By Paul Myers
Having all the right parts in your golf swing may not be enough – it can help to complete them in a good order as well. Sequencing can be a powerful element within a golf swing, and some of the players you watch on TV have learned this well. Even when you see professional golfers who have different technical elements within their swings, you will notice that the general sequence in which they do things is similar from player to player. Getting the sequencing in a good place can help maximize your potential as a golfer.
Putting together a nicely sequenced golf swing isn’t easy, but it can be difficult if you don’t understand a fine order of operations. The following steps will hopefully walk you through getting the club and body to work together, all leading up to a powerful impact with the ball.
Step #1 – Club First
The take-a-way doesn’t really matter all that much, but in general some say the golf club should be the first thing to move back away from the ball. Of course, in order to move the club, your body is going to have to move as well – but make it a subtle, quiet move. Ideally, they say to move the club back with a turn of your shoulders with a one-piece take-a-way, where your hands and arms won’t get involved until the club is well into the back swing motion.
Step #2 – Full Turn
Making a full turn in your backswing is an important part of maxing out golf swing speed. One goal during your backswing can be to create the greatest possible comfortable difference between the turn of your shoulders and the position of your hips – in other words, you would see your hips move very little, while getting a full turn back from your upper body. When that is accomplished, you can be in a good position to uncoil aggressively and ramp up your speed into the ball.
If you are unable to create the type of turn you would like in your golf swing, it’s okay to allow the hips to open more and rear leg straighten to get the upper body further back, but you can also work on your fitness and flexibility – by improving the physical capabilities that your body possesses, you can improve your swing.
Step #3 – Legs Start the Downswing
This is where some amateur golfers go wrong. Various average golfers will start the downswing with their hands and arms – this one small mistake can ruin the timing of the golf swing and can create all sorts of problems. Not only does this waste potential swing speed, it also can put the club off-plane and lead to a variety of poor ball flights. As soon as the club reaches the top of the back swing, it is the job of the legs and hips to start driving the golf swing. The torso, arms, and club then follow.

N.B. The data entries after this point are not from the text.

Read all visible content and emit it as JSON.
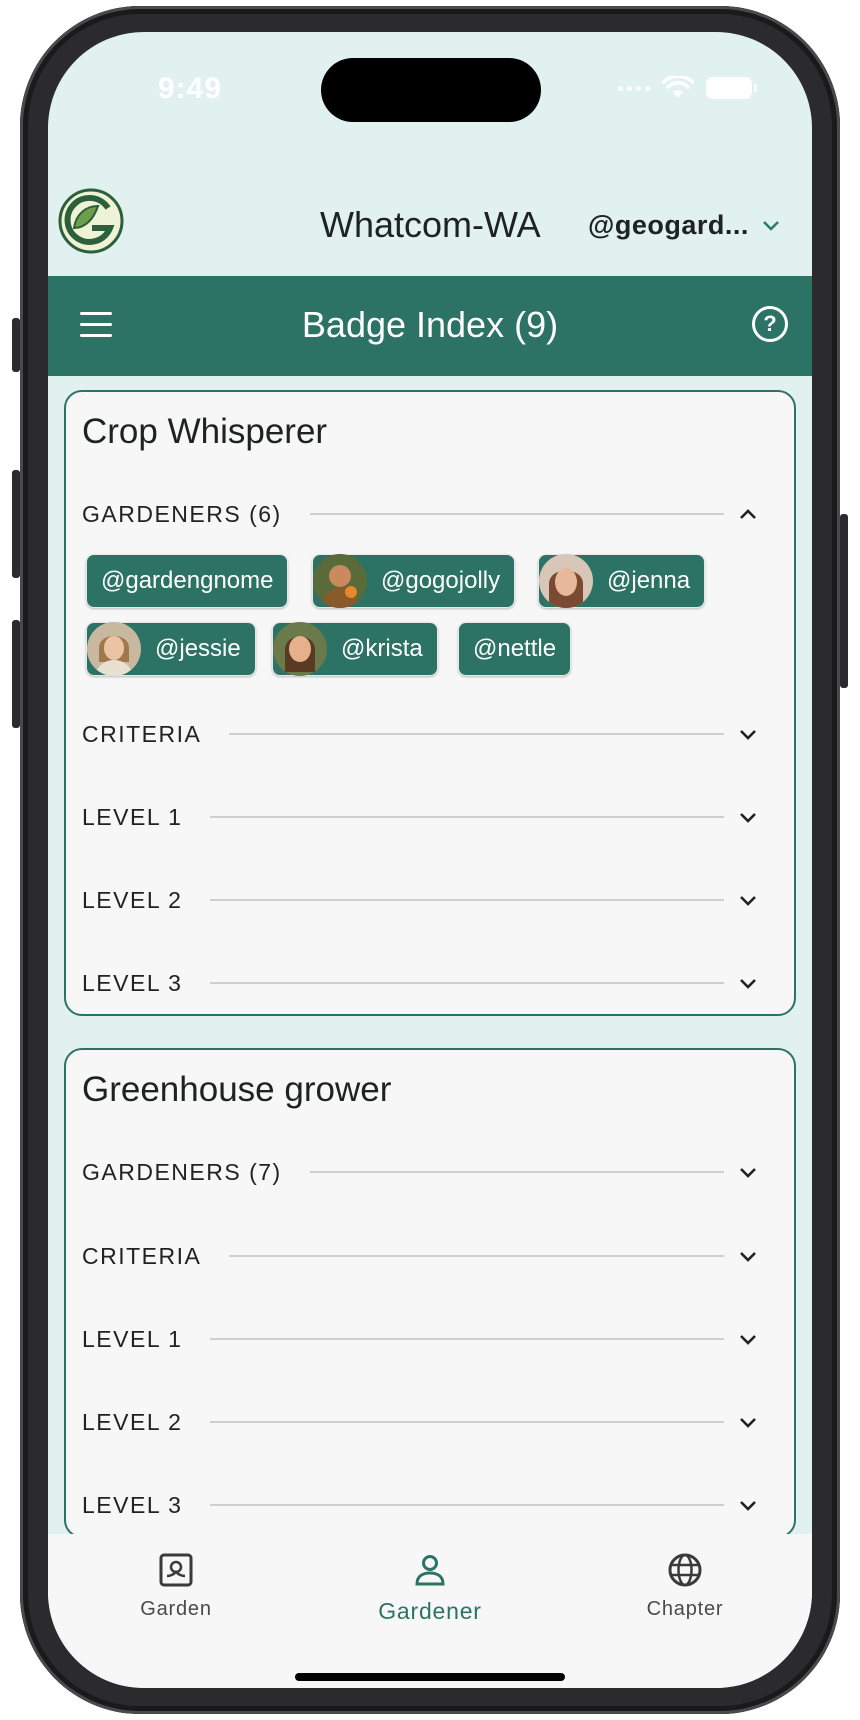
{
  "status_bar": {
    "time": "9:49"
  },
  "header": {
    "chapter_title": "Whatcom-WA",
    "username": "@geogard..."
  },
  "title_bar": {
    "title": "Badge Index (9)"
  },
  "badges": [
    {
      "title": "Crop Whisperer",
      "sections": [
        {
          "label": "GARDENERS  (6)",
          "expanded": true
        },
        {
          "label": "CRITERIA",
          "expanded": false
        },
        {
          "label": "LEVEL 1",
          "expanded": false
        },
        {
          "label": "LEVEL 2",
          "expanded": false
        },
        {
          "label": "LEVEL 3",
          "expanded": false
        }
      ],
      "gardeners": [
        {
          "handle": "@gardengnome",
          "has_avatar": false
        },
        {
          "handle": "@gogojolly",
          "has_avatar": true
        },
        {
          "handle": "@jenna",
          "has_avatar": true
        },
        {
          "handle": "@jessie",
          "has_avatar": true
        },
        {
          "handle": "@krista",
          "has_avatar": true
        },
        {
          "handle": "@nettle",
          "has_avatar": false
        }
      ]
    },
    {
      "title": "Greenhouse grower",
      "sections": [
        {
          "label": "GARDENERS  (7)",
          "expanded": false
        },
        {
          "label": "CRITERIA",
          "expanded": false
        },
        {
          "label": "LEVEL 1",
          "expanded": false
        },
        {
          "label": "LEVEL 2",
          "expanded": false
        },
        {
          "label": "LEVEL 3",
          "expanded": false
        }
      ]
    }
  ],
  "bottom_nav": [
    {
      "label": "Garden",
      "icon": "garden-icon",
      "active": false
    },
    {
      "label": "Gardener",
      "icon": "person-icon",
      "active": true
    },
    {
      "label": "Chapter",
      "icon": "globe-icon",
      "active": false
    }
  ],
  "colors": {
    "primary": "#2c7366",
    "background": "#e1f1f0",
    "card": "#f7f7f7"
  }
}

Step #4 – The Release through Impact
The club can be the last thing to come through the hitting zone. When you have properly sequenced your golf swing, you might feel your lower body rotating through the swing first, followed by your upper body, and lastly the club. This type of sequence creates a ‘whip-like’ effect that gives the club head the time and distance to accumulate speed. All that is left to do at this point is trust your technique and let the club rip through the hitting zone. If you have done it all correctly, a long and straight shot will hopefully be the result.